Na cidade real de Serra, encontramos a dinâmica dos espaços ditos segregados ou auto-segregados: os processos de favelização, condomínios fechados, projetos de requalificação urbana que homogeneízam e promovem a “limpeza social” do lugar são exemplos dessa segregação espacial e ajudam a enaltecer o abismo entre uma parcela da população e outra. O Projeto Lerner, nesse contexto, talvez seja mais um destes mecanismos pela configuração que o mesmo tomou.

Por outro lado, concomitante a esse fato, vimos por parte do Estado, juntamente com a mídia, a tentativa de padronização da sociedade urbana. Enaltece-se certos comportamentos, certos espaços, os colocando como modelos a serem seguidos. Reduzem-se as aparentes diferenças e colocam-se os vários constituintes da sociedade em pacotes devidamente lacrados e identificados.

O Projeto Lerner vem exatamente de encontro com as questões postas, o projeto urbano que devia servir de instrumento para a cidade, serve ao Estado, que, por sua vez, serve ao capital, no caso de Serra, o capital imobiliário e aos donos de terra.
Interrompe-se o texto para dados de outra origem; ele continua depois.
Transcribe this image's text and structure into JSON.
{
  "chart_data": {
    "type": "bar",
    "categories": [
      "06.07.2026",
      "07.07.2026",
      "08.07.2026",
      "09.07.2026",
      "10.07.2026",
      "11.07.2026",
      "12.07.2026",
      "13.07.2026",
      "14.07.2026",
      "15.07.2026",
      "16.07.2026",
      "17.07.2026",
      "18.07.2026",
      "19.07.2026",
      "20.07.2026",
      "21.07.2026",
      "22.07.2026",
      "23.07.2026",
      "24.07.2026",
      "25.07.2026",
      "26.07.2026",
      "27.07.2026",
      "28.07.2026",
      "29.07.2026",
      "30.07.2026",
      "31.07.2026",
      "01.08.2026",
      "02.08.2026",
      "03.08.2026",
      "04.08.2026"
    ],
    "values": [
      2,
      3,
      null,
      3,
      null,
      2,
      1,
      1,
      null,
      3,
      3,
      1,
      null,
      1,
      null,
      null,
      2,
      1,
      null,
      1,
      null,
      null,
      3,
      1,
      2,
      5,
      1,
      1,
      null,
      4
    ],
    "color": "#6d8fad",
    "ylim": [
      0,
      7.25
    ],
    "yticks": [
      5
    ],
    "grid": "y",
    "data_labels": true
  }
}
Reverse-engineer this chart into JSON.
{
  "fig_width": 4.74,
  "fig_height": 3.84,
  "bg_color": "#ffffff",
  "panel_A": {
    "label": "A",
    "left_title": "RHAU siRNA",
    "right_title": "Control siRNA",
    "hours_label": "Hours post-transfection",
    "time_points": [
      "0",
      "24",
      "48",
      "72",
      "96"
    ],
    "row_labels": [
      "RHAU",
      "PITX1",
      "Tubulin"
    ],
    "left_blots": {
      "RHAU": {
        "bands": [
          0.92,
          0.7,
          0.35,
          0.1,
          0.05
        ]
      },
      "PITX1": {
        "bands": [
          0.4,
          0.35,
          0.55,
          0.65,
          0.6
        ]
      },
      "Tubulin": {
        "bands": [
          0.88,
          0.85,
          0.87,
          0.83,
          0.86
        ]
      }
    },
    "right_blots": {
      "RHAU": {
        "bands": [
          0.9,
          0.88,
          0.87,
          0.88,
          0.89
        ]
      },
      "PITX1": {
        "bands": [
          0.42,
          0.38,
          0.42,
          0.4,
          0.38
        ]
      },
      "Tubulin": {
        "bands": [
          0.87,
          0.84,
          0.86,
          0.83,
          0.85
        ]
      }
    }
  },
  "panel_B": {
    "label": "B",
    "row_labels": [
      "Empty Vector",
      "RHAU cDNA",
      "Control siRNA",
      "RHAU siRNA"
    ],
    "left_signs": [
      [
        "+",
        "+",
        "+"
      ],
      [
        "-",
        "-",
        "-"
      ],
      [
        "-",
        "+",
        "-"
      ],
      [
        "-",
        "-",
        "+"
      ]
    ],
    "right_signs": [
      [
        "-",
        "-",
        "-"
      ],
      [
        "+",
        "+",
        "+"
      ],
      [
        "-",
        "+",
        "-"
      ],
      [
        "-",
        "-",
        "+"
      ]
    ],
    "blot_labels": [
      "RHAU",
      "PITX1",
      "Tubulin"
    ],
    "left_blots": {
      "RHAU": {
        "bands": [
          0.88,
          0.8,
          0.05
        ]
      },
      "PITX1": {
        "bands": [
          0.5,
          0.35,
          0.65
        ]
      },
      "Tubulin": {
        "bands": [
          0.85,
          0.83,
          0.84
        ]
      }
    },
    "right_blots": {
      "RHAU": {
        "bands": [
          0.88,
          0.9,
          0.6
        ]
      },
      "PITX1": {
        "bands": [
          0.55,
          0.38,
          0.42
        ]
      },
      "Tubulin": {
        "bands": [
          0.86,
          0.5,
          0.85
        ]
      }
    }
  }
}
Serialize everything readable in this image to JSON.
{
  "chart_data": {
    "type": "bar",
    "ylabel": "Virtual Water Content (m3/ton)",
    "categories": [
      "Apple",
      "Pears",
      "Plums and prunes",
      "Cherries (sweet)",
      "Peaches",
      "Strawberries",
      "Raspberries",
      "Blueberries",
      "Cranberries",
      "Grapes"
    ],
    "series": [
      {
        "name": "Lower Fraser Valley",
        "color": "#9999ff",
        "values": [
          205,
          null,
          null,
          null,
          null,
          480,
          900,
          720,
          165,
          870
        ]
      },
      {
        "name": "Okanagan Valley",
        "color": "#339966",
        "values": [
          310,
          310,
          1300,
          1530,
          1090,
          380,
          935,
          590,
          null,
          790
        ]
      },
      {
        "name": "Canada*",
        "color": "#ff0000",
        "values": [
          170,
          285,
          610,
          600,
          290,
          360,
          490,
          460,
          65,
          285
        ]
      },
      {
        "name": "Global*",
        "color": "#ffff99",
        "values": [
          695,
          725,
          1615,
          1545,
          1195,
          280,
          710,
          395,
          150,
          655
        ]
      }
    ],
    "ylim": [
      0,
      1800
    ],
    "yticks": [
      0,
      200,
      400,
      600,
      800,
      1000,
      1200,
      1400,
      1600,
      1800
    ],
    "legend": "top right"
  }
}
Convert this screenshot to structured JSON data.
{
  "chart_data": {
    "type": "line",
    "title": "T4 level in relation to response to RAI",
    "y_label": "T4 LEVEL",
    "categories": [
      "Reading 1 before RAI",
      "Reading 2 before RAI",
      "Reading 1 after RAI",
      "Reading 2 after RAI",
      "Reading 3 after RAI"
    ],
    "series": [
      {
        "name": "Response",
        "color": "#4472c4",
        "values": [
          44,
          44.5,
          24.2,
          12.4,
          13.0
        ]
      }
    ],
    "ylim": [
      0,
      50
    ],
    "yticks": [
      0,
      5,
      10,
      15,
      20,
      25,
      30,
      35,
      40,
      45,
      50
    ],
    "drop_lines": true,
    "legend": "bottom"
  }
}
Nesse sentido, é preciso uma mudança de paradigma, principalmente em relação o Estado. Compreender que a instituição não está acima da sociedade e que os grupos sociais também fazem parte dela, isto é importante à medida que traz o direito e o dever à sociedade de produzir e pensar as cidades.

Entendemos que ao demostrar o processo de produção do urbano por meio de um “projeto”, aparentemente de interesse de todos, podemos perceber quais os agentes que realmente atuam na sua construção e como eles se mantem como principais agenciadores do espaço, para então tentar modificar a ordem imposta, abrindo caminhos para a participação igualitária de todos os segmentos sociais na produção da cidade, abrindo, assim, possibilidades para o aprofundamento deste trabalho nessa perspectiva, principalmente no que diz respeito a ação das sobre a governamentalidade do Estado.

Desmontando a noção do Estado maniqueísta e compreendendo que o próprio corpo da sociedade está no Estado e, ele, na própria sociedade, abrimos precedentes para a inclusão da participação social efetiva, no entanto é necessário sair das relações macro, o que fez essa dissertação, e partir para relações micro, o que pretendemos fazer em um outra etapa.